Field of the Invention
The present invention relates to rotating electrical machines and to brushless machines which include at least three phase windings which are connected to each other.
Description of the Background Art
To avoid the known disadvantages of rotating electrical machines having mechanical commutator devices in the form of brushes, for example the formation of brush arcing and the problems of wear on the mechanical commutator device with corresponding losses of useful power, so-called brushless electrical machines were developed using the capabilities of power electronics, whose susceptibility to faults is much lower and whose wear is essentially determined by bearing wear and is thus very low.
In a brushless electric drive of this type, the rotor usually has permanent magnets, which move within a rotating magnetic field of the stator that is provided with phase windings. The windings of the stator are activated with the aid of power semiconductor switches, in particular with the aid of power transistors, in particular MOSFETs. The different phase windings of the stator are activated cyclically, a pulse-width modulation normally being used for activating the individual phase windings for the purpose of applying a precisely and quickly controllable current thereto.
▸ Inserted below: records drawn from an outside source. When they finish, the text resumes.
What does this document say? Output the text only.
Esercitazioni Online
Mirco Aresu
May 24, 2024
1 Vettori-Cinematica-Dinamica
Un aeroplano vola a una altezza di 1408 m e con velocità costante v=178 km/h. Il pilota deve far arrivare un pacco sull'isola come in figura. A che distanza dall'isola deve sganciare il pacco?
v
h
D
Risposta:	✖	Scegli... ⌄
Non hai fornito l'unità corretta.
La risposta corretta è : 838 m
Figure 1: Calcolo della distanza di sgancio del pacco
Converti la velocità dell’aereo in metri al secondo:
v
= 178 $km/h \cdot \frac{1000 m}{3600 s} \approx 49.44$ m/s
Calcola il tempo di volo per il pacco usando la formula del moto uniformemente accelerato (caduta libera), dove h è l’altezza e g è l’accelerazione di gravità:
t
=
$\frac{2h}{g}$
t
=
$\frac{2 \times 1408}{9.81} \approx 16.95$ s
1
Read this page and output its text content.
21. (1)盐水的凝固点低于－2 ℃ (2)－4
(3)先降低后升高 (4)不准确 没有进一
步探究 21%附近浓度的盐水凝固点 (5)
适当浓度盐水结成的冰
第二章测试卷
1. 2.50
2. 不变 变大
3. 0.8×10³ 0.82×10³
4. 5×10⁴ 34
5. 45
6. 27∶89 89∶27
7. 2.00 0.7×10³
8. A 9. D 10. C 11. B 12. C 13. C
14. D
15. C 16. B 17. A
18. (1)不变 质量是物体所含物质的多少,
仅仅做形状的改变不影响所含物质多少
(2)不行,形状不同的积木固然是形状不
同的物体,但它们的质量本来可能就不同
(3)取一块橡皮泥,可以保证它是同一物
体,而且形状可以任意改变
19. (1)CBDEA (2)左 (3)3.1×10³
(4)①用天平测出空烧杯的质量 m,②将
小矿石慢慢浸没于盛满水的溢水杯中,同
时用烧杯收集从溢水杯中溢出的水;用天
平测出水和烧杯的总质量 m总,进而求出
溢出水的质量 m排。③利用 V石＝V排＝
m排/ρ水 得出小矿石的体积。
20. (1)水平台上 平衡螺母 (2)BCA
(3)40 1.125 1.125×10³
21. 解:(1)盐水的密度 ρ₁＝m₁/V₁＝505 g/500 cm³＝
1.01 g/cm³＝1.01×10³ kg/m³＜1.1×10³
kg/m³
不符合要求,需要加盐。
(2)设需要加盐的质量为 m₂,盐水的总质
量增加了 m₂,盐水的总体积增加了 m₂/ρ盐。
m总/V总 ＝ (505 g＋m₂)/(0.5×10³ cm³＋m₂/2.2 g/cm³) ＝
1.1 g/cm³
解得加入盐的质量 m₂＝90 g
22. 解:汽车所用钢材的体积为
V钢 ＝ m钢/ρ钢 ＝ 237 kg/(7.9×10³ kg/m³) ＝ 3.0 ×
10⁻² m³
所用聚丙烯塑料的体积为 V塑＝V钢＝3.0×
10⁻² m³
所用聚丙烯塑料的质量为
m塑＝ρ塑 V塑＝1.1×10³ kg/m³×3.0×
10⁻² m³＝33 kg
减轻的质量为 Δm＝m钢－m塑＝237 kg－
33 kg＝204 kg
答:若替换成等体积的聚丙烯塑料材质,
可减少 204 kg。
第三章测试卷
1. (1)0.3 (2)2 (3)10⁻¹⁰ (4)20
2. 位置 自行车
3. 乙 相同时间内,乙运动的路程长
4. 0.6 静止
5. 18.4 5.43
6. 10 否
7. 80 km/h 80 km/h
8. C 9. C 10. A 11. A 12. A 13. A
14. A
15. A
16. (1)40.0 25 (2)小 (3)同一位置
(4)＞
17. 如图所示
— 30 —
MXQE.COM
A rotating electrical machine comprising multiple phase windings is known from WO2008/006745, which corresponds to US 20090230907, in which the activation is carried out by alternately supplying different voltage potentials to the phase winding terminals, a terminal potential being maintained constantly in time intervals at one of the phase windings. The electrical potentials at the remaining phase winding terminals may be dynamically controlled in such a way that corresponding current characteristics are generated therein. The supply of voltage potentials and the application of current to the remaining phase windings are sensibly carried out with the aid of pulse-width-modulated signals, which are switched back and forth between a lower voltage level and an upper voltage level at high frequency, the current intensity generated in a phase winding being determined, for example, by the pulse duty factor of the assigned pulse-width-modulated signal. Since the phase windings are coupled with each other, for example in a star or delta circuit, and the current intensities generated essentially depend on the voltage differences between the voltages supplied to the first phase winding terminals, a first phase winding terminal of a selected phase winding may be connected to a fixed potential, for example, to ground potential or to the higher voltage potential of a DC link, and the differential voltages between all phase winding terminals may be predetermined by suitably calculating and generating the voltages at the terminals of the remaining phase windings. As a result, the supply voltage which is applied to the first, selected phase winding does not have to be switched back and forth between the different levels, so that the switching losses generated by the switching operations may be eliminated with regard to this phase. Overall, the switching losses of the machine are thus reduced. As a result of the reduction in switching frequency, an improvement of the electromagnetic compatibility (EMC) is also achieved.
A method is known from US 20040080293 A1, in which a selected phase winding is temporarily connected to a constant electrical potential, while pulse-width-modulated signals are applied to the remaining phase windings, and the pulses thereof are phase-shifted with respect to each other.